Sebagai filosof juga ahli pada bidang fikih, Ibn Rusyd dapat dikatakan sosok yang membalikkan perhatian kembali pada filsafat Islam. Karyanya yang berjudul Tahafut at-Tahafut membantah apa yang sampaikan Al-Ghazali. Ia juga memotong tali keagamaan yang dibawa para filosof atau fuqaha dari dunia Timur. Ibn Rusyd menganggap bahwa agama yang dibawa atau diajarkan oleh para fuqaha Islam Timur tidak murni lagi, tetapi sudah dicampuradukan dengan mistisisme Persia, dan hal ini tidak seperti apa yang Nabi Saw ajarkan.

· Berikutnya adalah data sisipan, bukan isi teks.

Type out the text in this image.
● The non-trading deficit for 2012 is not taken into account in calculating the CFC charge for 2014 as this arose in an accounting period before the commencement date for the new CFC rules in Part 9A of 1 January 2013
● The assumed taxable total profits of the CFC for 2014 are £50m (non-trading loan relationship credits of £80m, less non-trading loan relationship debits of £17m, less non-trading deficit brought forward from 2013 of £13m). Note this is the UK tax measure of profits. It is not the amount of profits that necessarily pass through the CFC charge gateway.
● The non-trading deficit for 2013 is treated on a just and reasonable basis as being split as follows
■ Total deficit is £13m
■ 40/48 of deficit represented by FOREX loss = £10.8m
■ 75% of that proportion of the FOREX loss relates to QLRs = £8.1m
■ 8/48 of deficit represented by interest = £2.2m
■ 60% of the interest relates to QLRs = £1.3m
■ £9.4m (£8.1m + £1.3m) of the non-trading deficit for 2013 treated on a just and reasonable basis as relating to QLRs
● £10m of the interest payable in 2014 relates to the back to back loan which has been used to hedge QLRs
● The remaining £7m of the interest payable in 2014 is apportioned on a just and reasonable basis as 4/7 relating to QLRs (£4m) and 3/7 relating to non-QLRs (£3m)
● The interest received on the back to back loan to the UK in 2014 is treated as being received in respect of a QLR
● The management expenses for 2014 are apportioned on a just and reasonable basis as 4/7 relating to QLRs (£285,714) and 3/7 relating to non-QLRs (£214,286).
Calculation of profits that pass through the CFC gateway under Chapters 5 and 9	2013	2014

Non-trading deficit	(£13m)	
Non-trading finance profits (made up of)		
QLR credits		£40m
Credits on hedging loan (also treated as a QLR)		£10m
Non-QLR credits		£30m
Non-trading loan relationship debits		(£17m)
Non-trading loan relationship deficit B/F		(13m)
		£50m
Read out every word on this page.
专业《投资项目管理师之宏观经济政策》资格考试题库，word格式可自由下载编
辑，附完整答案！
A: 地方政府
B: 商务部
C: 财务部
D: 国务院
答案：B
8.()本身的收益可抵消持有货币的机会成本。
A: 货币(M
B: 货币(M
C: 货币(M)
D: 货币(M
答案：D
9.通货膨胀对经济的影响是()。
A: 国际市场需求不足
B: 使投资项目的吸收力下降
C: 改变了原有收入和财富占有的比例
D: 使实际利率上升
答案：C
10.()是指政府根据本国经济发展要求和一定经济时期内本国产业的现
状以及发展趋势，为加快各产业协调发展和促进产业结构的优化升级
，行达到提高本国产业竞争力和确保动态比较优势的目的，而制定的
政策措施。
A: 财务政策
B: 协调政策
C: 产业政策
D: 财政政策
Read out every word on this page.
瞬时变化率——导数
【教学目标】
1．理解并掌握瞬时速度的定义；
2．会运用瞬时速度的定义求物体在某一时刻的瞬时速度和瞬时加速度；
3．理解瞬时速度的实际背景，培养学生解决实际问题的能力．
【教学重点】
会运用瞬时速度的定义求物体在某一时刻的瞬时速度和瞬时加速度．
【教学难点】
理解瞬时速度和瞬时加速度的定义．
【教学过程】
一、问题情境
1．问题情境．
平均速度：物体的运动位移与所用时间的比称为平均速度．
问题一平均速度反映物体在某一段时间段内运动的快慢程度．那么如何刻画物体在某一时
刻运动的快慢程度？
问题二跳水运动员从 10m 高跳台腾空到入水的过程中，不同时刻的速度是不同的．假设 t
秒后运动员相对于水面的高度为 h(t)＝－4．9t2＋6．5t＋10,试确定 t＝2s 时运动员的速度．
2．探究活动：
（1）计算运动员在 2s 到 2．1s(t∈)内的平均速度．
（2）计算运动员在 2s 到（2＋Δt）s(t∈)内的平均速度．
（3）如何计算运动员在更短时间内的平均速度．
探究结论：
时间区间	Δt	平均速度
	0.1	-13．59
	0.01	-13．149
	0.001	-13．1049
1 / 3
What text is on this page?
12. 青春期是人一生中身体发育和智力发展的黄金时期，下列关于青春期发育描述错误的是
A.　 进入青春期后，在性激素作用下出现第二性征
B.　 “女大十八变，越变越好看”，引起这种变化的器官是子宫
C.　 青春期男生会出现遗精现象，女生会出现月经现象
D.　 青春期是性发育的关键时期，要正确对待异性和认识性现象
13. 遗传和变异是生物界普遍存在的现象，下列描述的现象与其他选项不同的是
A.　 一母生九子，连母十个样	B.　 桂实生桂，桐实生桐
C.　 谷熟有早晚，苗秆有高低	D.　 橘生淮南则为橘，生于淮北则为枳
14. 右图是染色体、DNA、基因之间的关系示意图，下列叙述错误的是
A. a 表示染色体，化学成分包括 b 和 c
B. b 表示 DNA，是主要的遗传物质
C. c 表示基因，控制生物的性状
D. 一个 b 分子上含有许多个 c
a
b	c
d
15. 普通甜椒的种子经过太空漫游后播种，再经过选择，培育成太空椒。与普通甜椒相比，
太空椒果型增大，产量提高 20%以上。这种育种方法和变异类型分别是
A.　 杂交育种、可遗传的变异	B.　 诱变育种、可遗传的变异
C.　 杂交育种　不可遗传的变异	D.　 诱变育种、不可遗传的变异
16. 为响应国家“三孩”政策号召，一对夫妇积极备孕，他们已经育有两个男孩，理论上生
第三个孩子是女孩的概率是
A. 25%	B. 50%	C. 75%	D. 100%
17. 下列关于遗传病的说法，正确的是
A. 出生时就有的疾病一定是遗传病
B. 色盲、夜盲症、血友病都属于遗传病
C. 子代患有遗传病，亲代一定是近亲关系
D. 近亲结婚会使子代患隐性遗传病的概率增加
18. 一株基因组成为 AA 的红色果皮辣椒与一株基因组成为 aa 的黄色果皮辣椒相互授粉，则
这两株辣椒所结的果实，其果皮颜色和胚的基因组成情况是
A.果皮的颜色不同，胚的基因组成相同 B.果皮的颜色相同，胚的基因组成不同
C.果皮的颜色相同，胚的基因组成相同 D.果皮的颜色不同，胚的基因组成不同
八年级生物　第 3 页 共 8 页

Selain memutuskan mata rantai filsafat Islam Ibn Sina dan penerusnya, Ibn Rusyd juga memberikan inovasi baru terhadap agama dan filsafat. Baginya, antara agama dan filsafat saling sejalan satu sama lain, justru karena keduanya tidak mencari hal yang sama. Keduanya dihubungkan pada praktik dan teori. Bagaimanapun, filsafat adalah bentuk kebenaran yang paling luhur, dan pada saat yang sama merupakan ‘agama’ yang paling sublim (hlm. 280).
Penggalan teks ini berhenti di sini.